Updating Deephaven for the new etcd cluster name

The endpoints data in Deephaven needs to be changed to point to the new cluster. For the new configuration, we need the non-headless etcd service URL for the new cluster obtained from running kubectl get svc -l app.kubernetes.io/instance=stor2, using the name of your installation in place of stor2.

# Get the non-headless service name for the new etcd instance
$ kubectl get svc -l app.kubernetes.io/instance=stor2
NAME                  TYPE        CLUSTER-IP     EXTERNAL-IP   PORT(S)             AGE
stor2-etcd            ClusterIP   10.122.9.149   <none>        2379/TCP,2380/TCP   26d
stor2-etcd-headless   ClusterIP   None           <none>        2379/TCP,2380/TCP   26d

The format for the endpoint is http://<etcd-k8s-service-name>.<namespace>.svc.cluster.local:2379. For this example, that is http://stor2.deephaven.svc.cluster.local:2379. Substitute the values for your environment.

The next step is to update some of our secrets with this information. Data in Kubernetes secrets is base64-encoded, so first, encode the endpoint.

# Base64 encode the etcd non-headless endpoint
$ echo -n http://stor2.deephaven.svc.cluster.local:2379 | base64
aHR0cDovL3N0b3IyLmRlZXBoYXZlbi5zdmMuY2x1c3Rlci5sb2NhbDoyMzc5

Use this snippet to update the secrets with your encoded endpoint value.
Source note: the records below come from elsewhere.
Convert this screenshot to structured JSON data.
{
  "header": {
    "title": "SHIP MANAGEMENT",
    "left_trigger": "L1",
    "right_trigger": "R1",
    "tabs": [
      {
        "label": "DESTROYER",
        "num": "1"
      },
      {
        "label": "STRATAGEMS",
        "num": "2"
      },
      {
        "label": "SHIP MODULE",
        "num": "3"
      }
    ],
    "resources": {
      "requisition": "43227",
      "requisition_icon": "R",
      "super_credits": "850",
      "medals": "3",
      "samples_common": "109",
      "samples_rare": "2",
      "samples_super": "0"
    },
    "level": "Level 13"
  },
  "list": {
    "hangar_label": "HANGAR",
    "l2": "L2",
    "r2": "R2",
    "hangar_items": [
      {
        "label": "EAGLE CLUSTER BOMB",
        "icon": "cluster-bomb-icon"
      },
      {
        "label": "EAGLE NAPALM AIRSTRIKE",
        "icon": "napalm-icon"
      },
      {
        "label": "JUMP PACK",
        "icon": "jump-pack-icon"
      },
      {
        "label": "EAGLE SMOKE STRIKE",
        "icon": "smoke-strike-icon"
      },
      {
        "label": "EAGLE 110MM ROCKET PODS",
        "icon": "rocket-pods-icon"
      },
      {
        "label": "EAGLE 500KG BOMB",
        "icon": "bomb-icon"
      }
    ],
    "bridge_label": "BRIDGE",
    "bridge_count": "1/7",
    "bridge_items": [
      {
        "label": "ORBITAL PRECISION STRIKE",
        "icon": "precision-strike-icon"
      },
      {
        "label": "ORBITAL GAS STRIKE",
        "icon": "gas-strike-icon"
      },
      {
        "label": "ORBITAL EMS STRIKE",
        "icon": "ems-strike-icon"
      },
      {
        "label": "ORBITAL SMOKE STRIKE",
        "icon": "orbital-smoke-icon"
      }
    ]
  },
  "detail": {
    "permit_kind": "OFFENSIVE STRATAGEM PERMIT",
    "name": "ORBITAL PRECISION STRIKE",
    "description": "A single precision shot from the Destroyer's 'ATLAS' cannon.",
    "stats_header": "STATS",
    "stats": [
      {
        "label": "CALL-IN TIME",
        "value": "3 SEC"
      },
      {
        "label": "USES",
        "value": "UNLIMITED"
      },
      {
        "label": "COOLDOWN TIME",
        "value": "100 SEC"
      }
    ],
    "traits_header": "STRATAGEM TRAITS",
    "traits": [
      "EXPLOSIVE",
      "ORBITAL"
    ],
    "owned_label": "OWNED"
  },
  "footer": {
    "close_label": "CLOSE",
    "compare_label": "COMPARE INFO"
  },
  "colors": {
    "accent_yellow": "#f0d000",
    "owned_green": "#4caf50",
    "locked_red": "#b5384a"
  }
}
# Update the secrets with the new encoded endpoint value
$ secret_names=$(kubectl get secret -l role=etcd-client-cred -o custom-columns='NAME:.metadata.name' --no-headers)
$ for sn in $secret_names; do
>   kubectl patch secrets $sn --type='json' -p='[{"op" : "replace" ,"path" : "/data/endpoints" ,"value" : "aHR0cDovL3N0b3IyLmRlZXBoYXZlbi5zdmMuY2x1c3Rlci5sb2NhbDoyMzc5"}]'
> done

We are now ready to do the final Helm upgrade of Deephaven. You most likely used a YAML file to define Helm chart token values for your environment when Deephaven was initially installed. These include things such as the URL of the Deephaven installation, the Docker image repository, and the Deephaven NFS server information. That file contains a YAML value for etcd.release with your original etcd installation name. Change that to your new etcd installation name. If you do not have that file, you can get the values provided by running helm get notes <deephaven installation name>. If you do not know the Deephaven Helm installation name, run helm list.

The Deephaven Helm installation package includes a setupTools/scaleAll.sh script. Scale the deployments to 0:

setupTools/scaleAll.sh 0

Then do the Helm upgrade as you normally would as described here.